Ongoing Scheme Funding - Employer Covenant
- The employer's 'covenant' is the extent of the employer's legal obligation and financial ability (and to some extent, its propensity or willingness) to support its defined benefit scheme now and in the future.
- The trustees of the scheme are responsible for assessing and monitoring covenant strength and must take into account covenant strength when setting their investment strategy, funding target and (where necessary) recovery plan.
- A key step in assessing employer covenant is to establish who the statutory employers are and to establish whether there are any other employers or entities from which the trustees have a legal right to expect financial support.

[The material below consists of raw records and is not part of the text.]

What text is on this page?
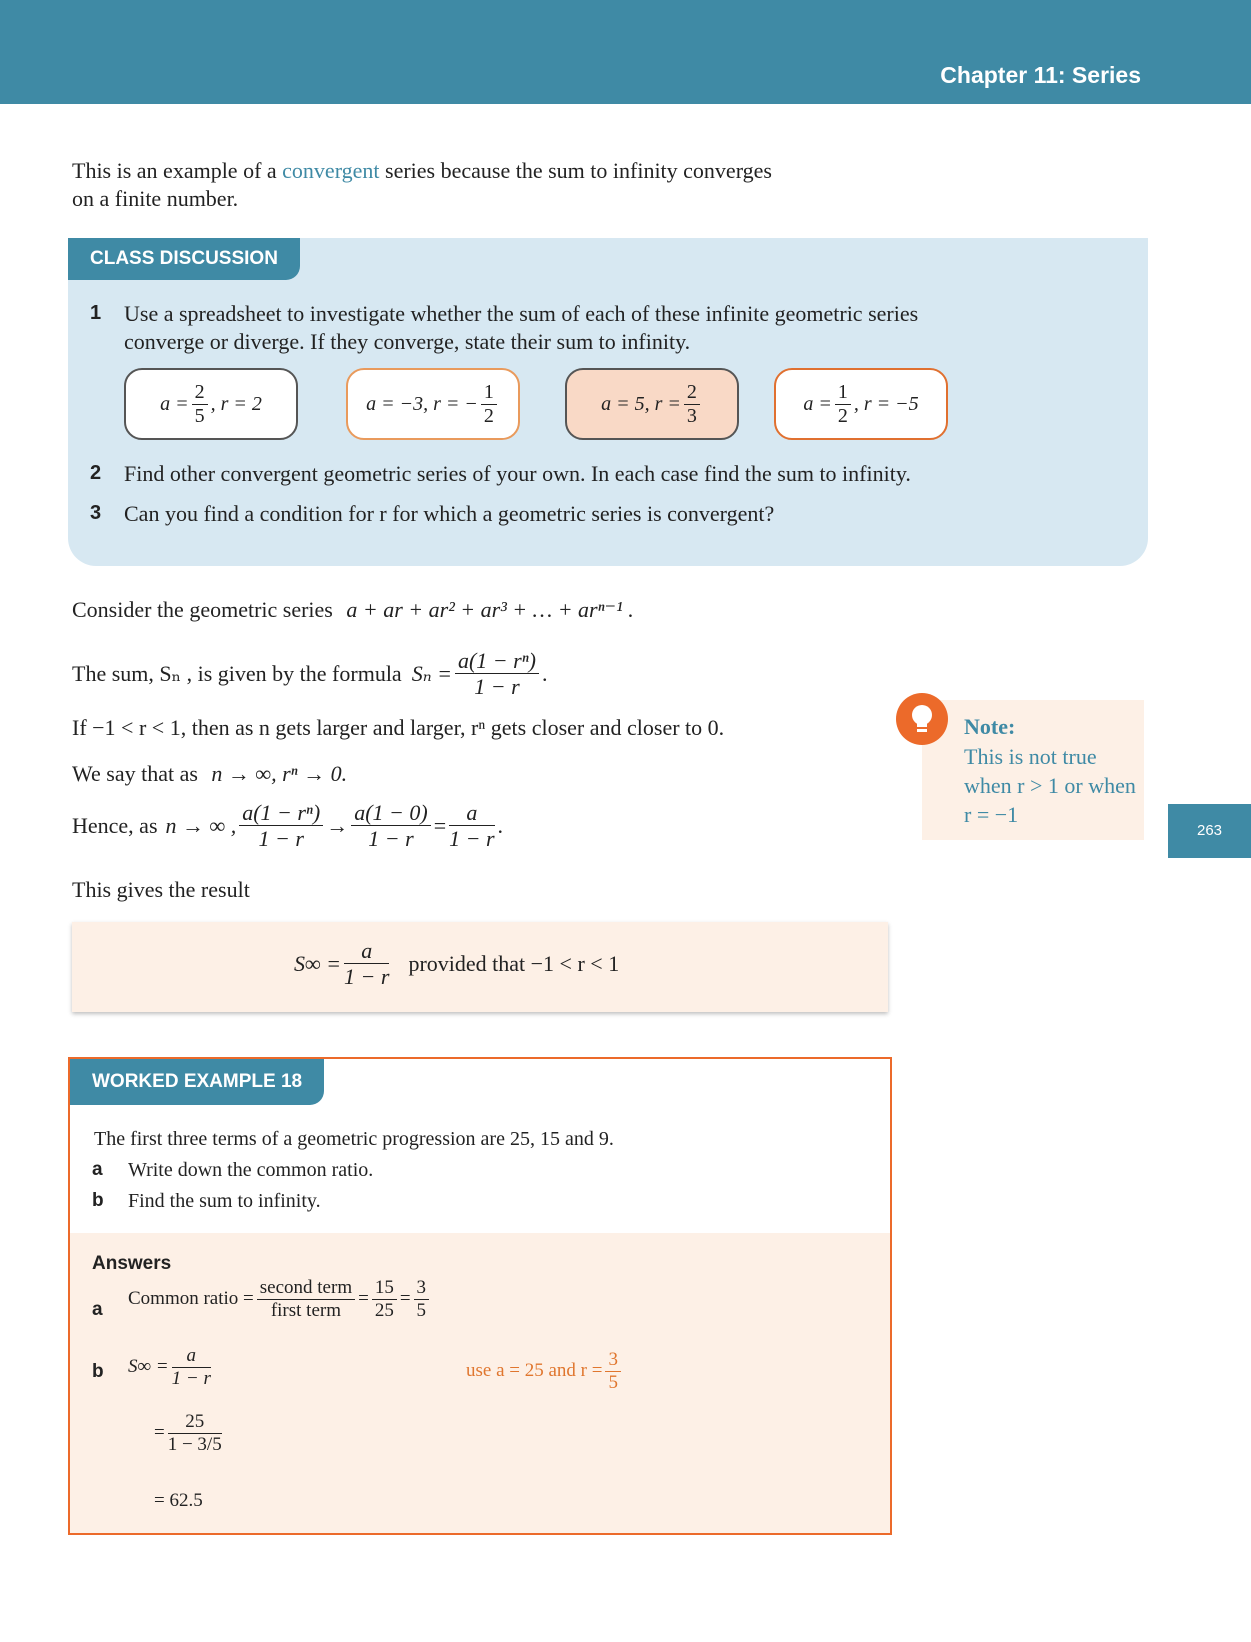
Chapter 11: Series
This is an example of a convergent series because the sum to infinity converges
on a finite number.
CLASS DISCUSSION
1 Use a spreadsheet to investigate whether the sum of each of these infinite geometric series
converge or diverge. If they converge, state their sum to infinity.
$a = \frac{2}{5}$ , r = 2	a = −3, r = − $\frac{1}{2}$	a = 5, $r = \frac{2}{3}$	$a = \frac{1}{2}$ , r = −5
2 Find other convergent geometric series of your own. In each case find the sum to infinity.
3 Can you find a condition for r for which a geometric series is convergent?
Consider the geometric series a + ar + ar² + ar³ + … + arⁿ⁻¹ .
The sum, Sₙ , is given by the formula $S_n = \frac{\text{a(1 − rⁿ)}}{1 - r}$ .
If −1 < r < 1, then as n gets larger and larger, rⁿ gets closer and closer to 0.
We say that as n → ∞, rⁿ → 0.
Hence, as n → ∞ , $\frac{\text{a(1 − rⁿ)}}{1 - r} \to \frac{a(1 - 0)}{1 - r} = \frac{a}{1 - r}$ .
This gives the result
$S\infty = \frac{a}{1 - r}$ provided that −1 < r < 1
Note:
This is not true when r > 1 or when r = −1
263
WORKED EXAMPLE 18
The first three terms of a geometric progression are 25, 15 and 9.
a Write down the common ratio.
b Find the sum to infinity.
Answers
a
Common ratio = $\frac{\text{second term}}{\text{first term}} = \frac{15}{25} = \frac{3}{5}$
b $S\infty = \frac{a}{1 - r}$	use a = 25 and $r = \frac{3}{5}$
= $\frac{25}{1 - 3/5}$
= 62.5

- Where the employer is part of a group, especially where it is not the strongest company in the group, the trustees need to decide how much weight to give to the possibility of group support. The Pensions Regulator cautions against "over-reliance on the wider employer group".
- The Pensions Regulator suggests that the trustees' covenant review should be 'proportionate' and focus on the employer's short to medium term business plans.
- Employers are legally obliged to cooperate with trustees in the provision of relevant information, but can seek confidentiality agreements in respect of information disclosed to them or their advisers.
- Employers should take steps to ensure that they are able to respond to periodic requests for covenant updates from scheme trustees.
- The maintenance of a covenant review process can benefit the employer and the trustees, allowing risks to be identified, understood and accommodated more easily.